Однако, каждый раз его губы бледнели, как только произносилось имя Вассертрума.
Я боюсь, что доктор Савиоли скрывает что-то, чтобы меня успокоить, что-то
ужасное, что может стоить жизни ему или мне.
Впоследствии
я узнала то, что он так заботливо хотел скрыть от меня: старьевщик не раз ночью
являлся к нему на квартиру! Я знаю, я чувствую всем существом своим,
происходит нечто, что медленно стягивается вокруг нас, как кольца змеи. Что
нужно было там этому разбойнику? Почему доктор Савиоли не может отделаться от
него? Нет, нет, я больше не могу видеть этого, я должна что-нибудь предпринять.
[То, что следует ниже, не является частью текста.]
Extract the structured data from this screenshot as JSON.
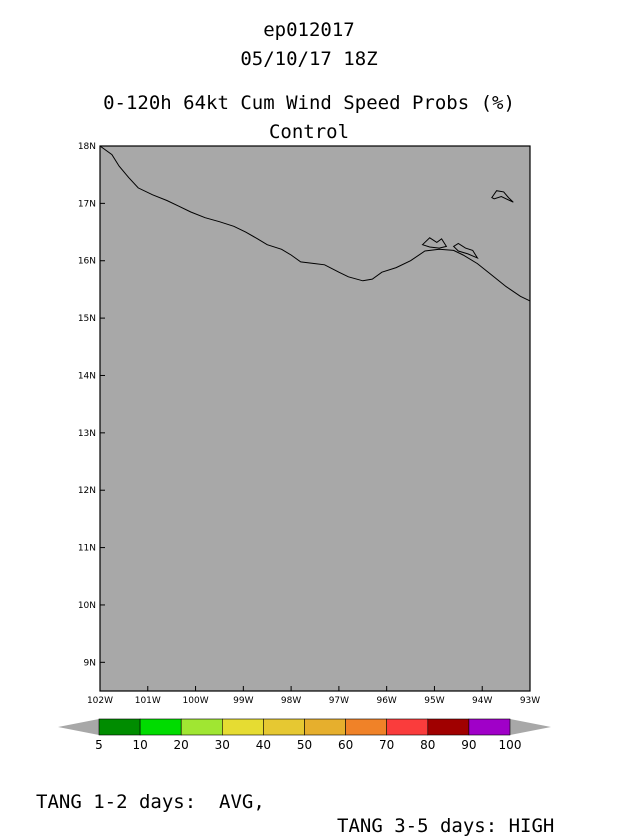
{
  "header": {
    "storm_id": "ep012017",
    "datetime": "05/10/17 18Z",
    "product": "0-120h 64kt Cum Wind Speed Probs (%)",
    "run": "Control"
  },
  "map": {
    "background_color": "#a8a8a8",
    "lat_labels": [
      "18N",
      "17N",
      "16N",
      "15N",
      "14N",
      "13N",
      "12N",
      "11N",
      "10N",
      "9N"
    ],
    "lon_labels": [
      "102W",
      "101W",
      "100W",
      "99W",
      "98W",
      "97W",
      "96W",
      "95W",
      "94W",
      "93W"
    ],
    "extent": {
      "lon_min": -102,
      "lon_max": -93,
      "lat_min": 8.5,
      "lat_max": 18
    },
    "coastline": [
      [
        -102.0,
        18.0
      ],
      [
        -101.75,
        17.85
      ],
      [
        -101.6,
        17.65
      ],
      [
        -101.4,
        17.45
      ],
      [
        -101.2,
        17.27
      ],
      [
        -100.9,
        17.15
      ],
      [
        -100.6,
        17.05
      ],
      [
        -100.35,
        16.95
      ],
      [
        -100.1,
        16.85
      ],
      [
        -99.8,
        16.75
      ],
      [
        -99.5,
        16.68
      ],
      [
        -99.2,
        16.6
      ],
      [
        -98.95,
        16.5
      ],
      [
        -98.7,
        16.38
      ],
      [
        -98.5,
        16.28
      ],
      [
        -98.2,
        16.2
      ],
      [
        -98.0,
        16.1
      ],
      [
        -97.8,
        15.98
      ],
      [
        -97.5,
        15.95
      ],
      [
        -97.3,
        15.93
      ],
      [
        -97.0,
        15.8
      ],
      [
        -96.8,
        15.72
      ],
      [
        -96.5,
        15.65
      ],
      [
        -96.3,
        15.68
      ],
      [
        -96.1,
        15.8
      ],
      [
        -95.8,
        15.88
      ],
      [
        -95.5,
        16.0
      ],
      [
        -95.2,
        16.17
      ],
      [
        -94.9,
        16.2
      ],
      [
        -94.6,
        16.18
      ],
      [
        -94.4,
        16.1
      ],
      [
        -94.1,
        15.95
      ],
      [
        -93.8,
        15.75
      ],
      [
        -93.5,
        15.55
      ],
      [
        -93.2,
        15.38
      ],
      [
        -93.0,
        15.3
      ]
    ],
    "lagoons": [
      [
        [
          -95.25,
          16.28
        ],
        [
          -95.1,
          16.4
        ],
        [
          -94.95,
          16.32
        ],
        [
          -94.85,
          16.38
        ],
        [
          -94.75,
          16.25
        ],
        [
          -94.9,
          16.22
        ],
        [
          -95.1,
          16.24
        ]
      ],
      [
        [
          -94.6,
          16.25
        ],
        [
          -94.5,
          16.3
        ],
        [
          -94.35,
          16.22
        ],
        [
          -94.2,
          16.18
        ],
        [
          -94.1,
          16.05
        ],
        [
          -94.3,
          16.12
        ],
        [
          -94.5,
          16.17
        ]
      ],
      [
        [
          -93.8,
          17.1
        ],
        [
          -93.7,
          17.22
        ],
        [
          -93.55,
          17.2
        ],
        [
          -93.45,
          17.1
        ],
        [
          -93.35,
          17.02
        ],
        [
          -93.6,
          17.12
        ],
        [
          -93.75,
          17.08
        ]
      ]
    ]
  },
  "legend": {
    "items": [
      {
        "label": "5",
        "color": "#008c00"
      },
      {
        "label": "10",
        "color": "#00dc00"
      },
      {
        "label": "20",
        "color": "#a0e632"
      },
      {
        "label": "30",
        "color": "#e6dc32"
      },
      {
        "label": "40",
        "color": "#e6c832"
      },
      {
        "label": "50",
        "color": "#e6af2d"
      },
      {
        "label": "60",
        "color": "#f08228"
      },
      {
        "label": "70",
        "color": "#fa3c3c"
      },
      {
        "label": "80",
        "color": "#a00000"
      },
      {
        "label": "90",
        "color": "#a000c8"
      },
      {
        "label": "100",
        "color": ""
      }
    ],
    "arrow_color": "#a8a8a8"
  },
  "footer": {
    "left": "TANG 1-2 days:  AVG,",
    "right": "TANG 3-5 days: HIGH"
  }
}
Что угодно, иначе это сведет меня с ума…
Я хотел
возразить ей несколькими словами утешения, но она не дала мне закончить фразы.
– А
в последние дни кошмар, который грозит задушить меня, принял более конкретные
формы. Доктор Савиоли внезапно заболел, – я не могу с ним теперь
сноситься, не смею навещать его, так как иначе моя любовь к нему может быть
обнаружена ежечасно. Он лежит в бреду, и единственное, что я могла узнать, это
то, что он в бреду видит себя преследуемым каким-то мерзавцем с заячьей губой –
Аарон Вассертрум!
Я знаю
смелость доктора Савиоли, и тем ужаснее – можете себе это представить – мое
настроение, когда я вижу его совершенно подавленным и парализованным, перед
опасностью, которую я сама чувствую, как приближающуюся ко мне страшную петлю.
Вы
скажете, что я трусиха, зачем я не объяснюсь открыто с доктором Савиоли, зачем
не пожертвую всем, раз я так уж люблю его, всем: богатством, честью, славой и
т. д.,– вскричала она так громко, что эхо отозвалось в галереях
хора, – но я не могу! Ведь у меня ребенок, моя милая, белокурая, маленькая
девочка! Не могу же я пожертвовать своим ребенком? Да разве вы думаете, что мой
муж позволил бы мне это!.. Вот, – вот возьмите это, майстер Пернат, –
она выхватила в безумном порыве мешочек, полный нитями жемчуга и драгоценными
камнями. – Отдайте это негодяю, я знаю, – он жадный… Пусть берет все,
что у меня есть, пусть только оставит мне ребенка… Правда, он не выдаст меня?..
Говорите
же, Христа ради, скажите хоть слово, что вы хотите мне помочь!
С
большим трудом удалось мне успокоить ее и заставить ее сесть на скамью.
Я
говорил ей все, что приходило в голову, бессмысленные и бессвязные фразы.
Мысли
мчались в моем мозгу, и я едва понимал, что говорит мой язык – фантастические
идеи расплывались, едва родившись.
Мой взор
рассеянно остановился на фигуре монаха, изображенного на стене. Я говорил и говорил.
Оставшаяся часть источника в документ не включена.